To solve the problem, we begin by understanding that if two quadratic equations \(x^2 + px + q = 0\) and \(x^2 + qx + p = 0\) have a common root, then this root must satisfy both equations.
- Let \(\alpha\) be the common root. Then, substituting \(\alpha\) into both equations, we get two conditions:
- \(\alpha^2 + p\alpha + q = 0\)
- \(\alpha^2 + q\alpha + p = 0\)
- Subtracting the second equation from the first gives: \((\alpha^2 + p\alpha + q) - (\alpha^2 + q\alpha + p) = 0\)
Simplifying, we get: \(p\alpha + q - q\alpha - p = 0\)

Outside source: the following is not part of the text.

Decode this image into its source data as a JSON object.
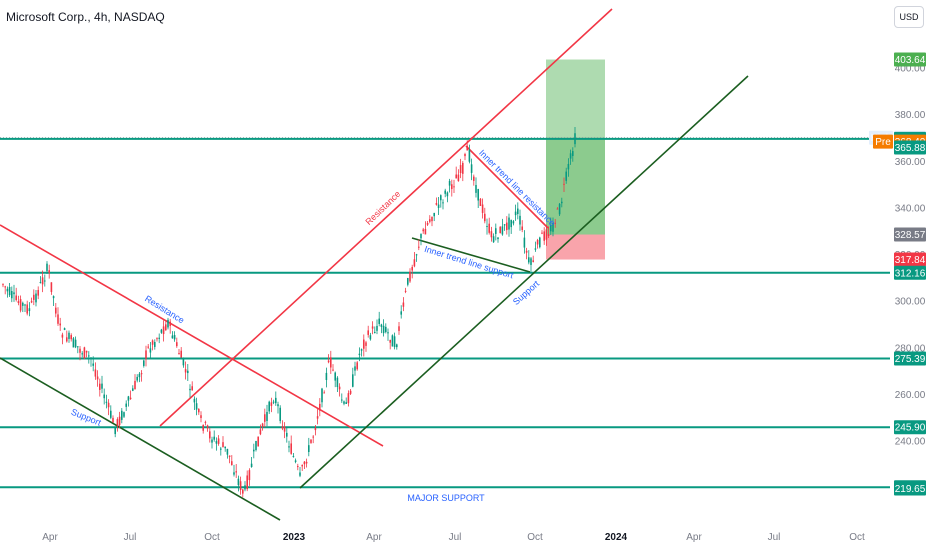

which can be further simplified to: \((p-q)\alpha + q-p = 0\) - Simplifying further, we factor out common terms: \((p-q)(\alpha - 1) = 0\)

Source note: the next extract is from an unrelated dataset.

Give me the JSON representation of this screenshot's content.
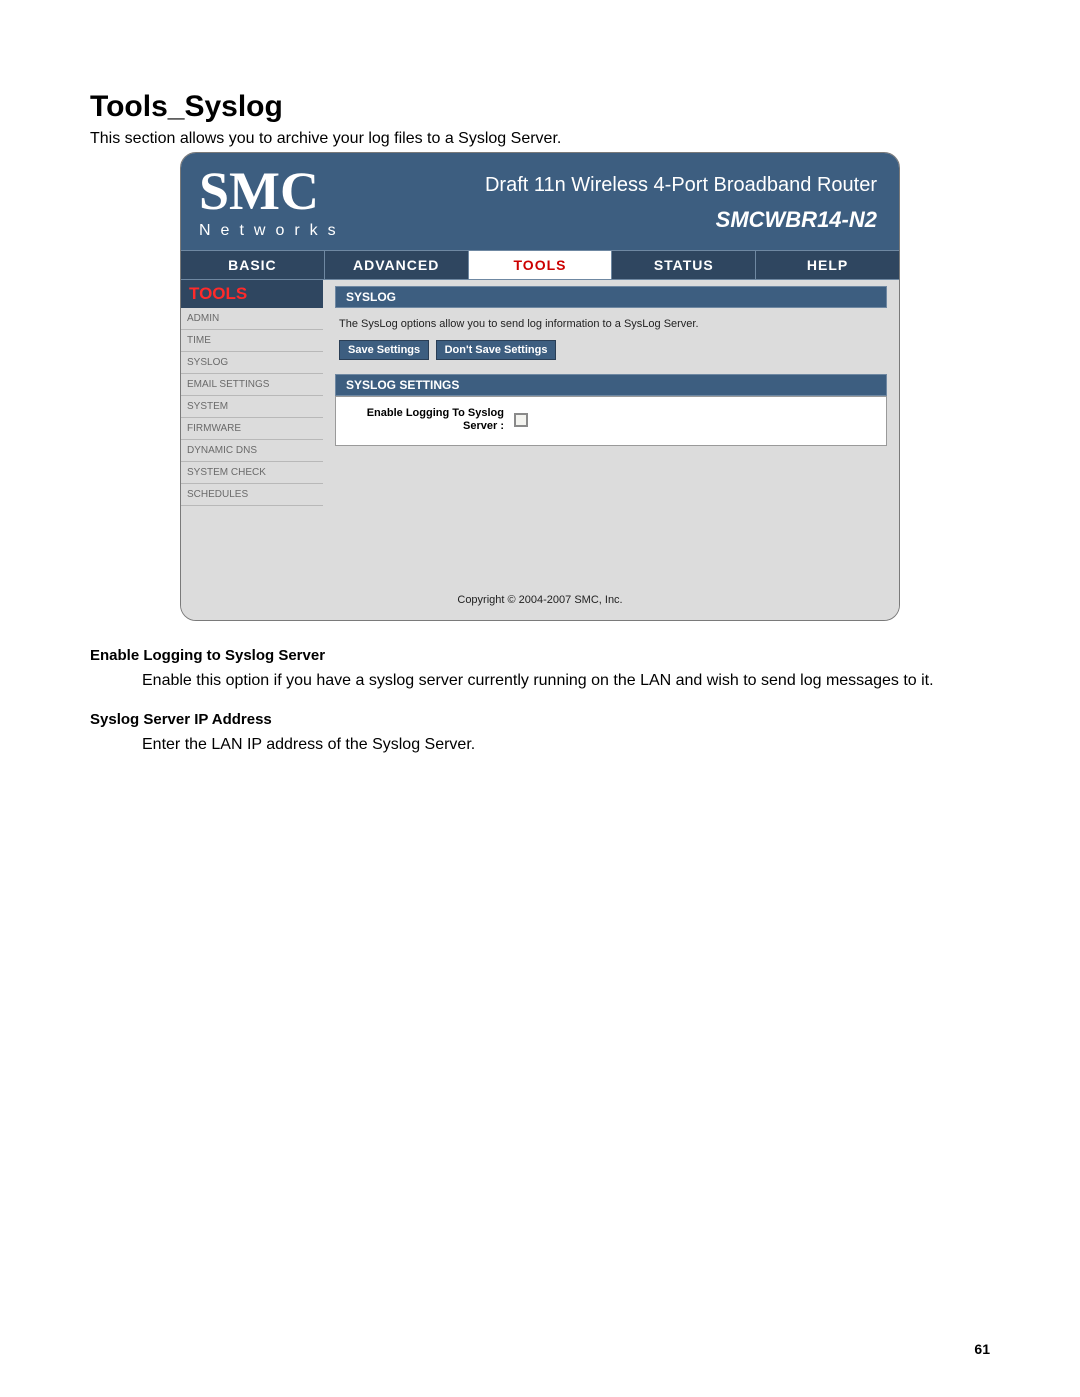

- This equation implies either:
- \(p = q\), or
- \(\alpha = 1\)
- If \(\alpha = 1\), substitute \(\alpha = 1\) in either equation. Using the first equation, we have:
\(1^2 + p\cdot 1 + q = 0\)
Simplifying, we find: \(1 + p + q = 0\)
This leads to: \(p + q + 1 = 0\) - Therefore, the correct answer is 0.
This detailed analysis shows that if \(\alpha = 1\) is the common root, then \(p + q + 1 = 0\).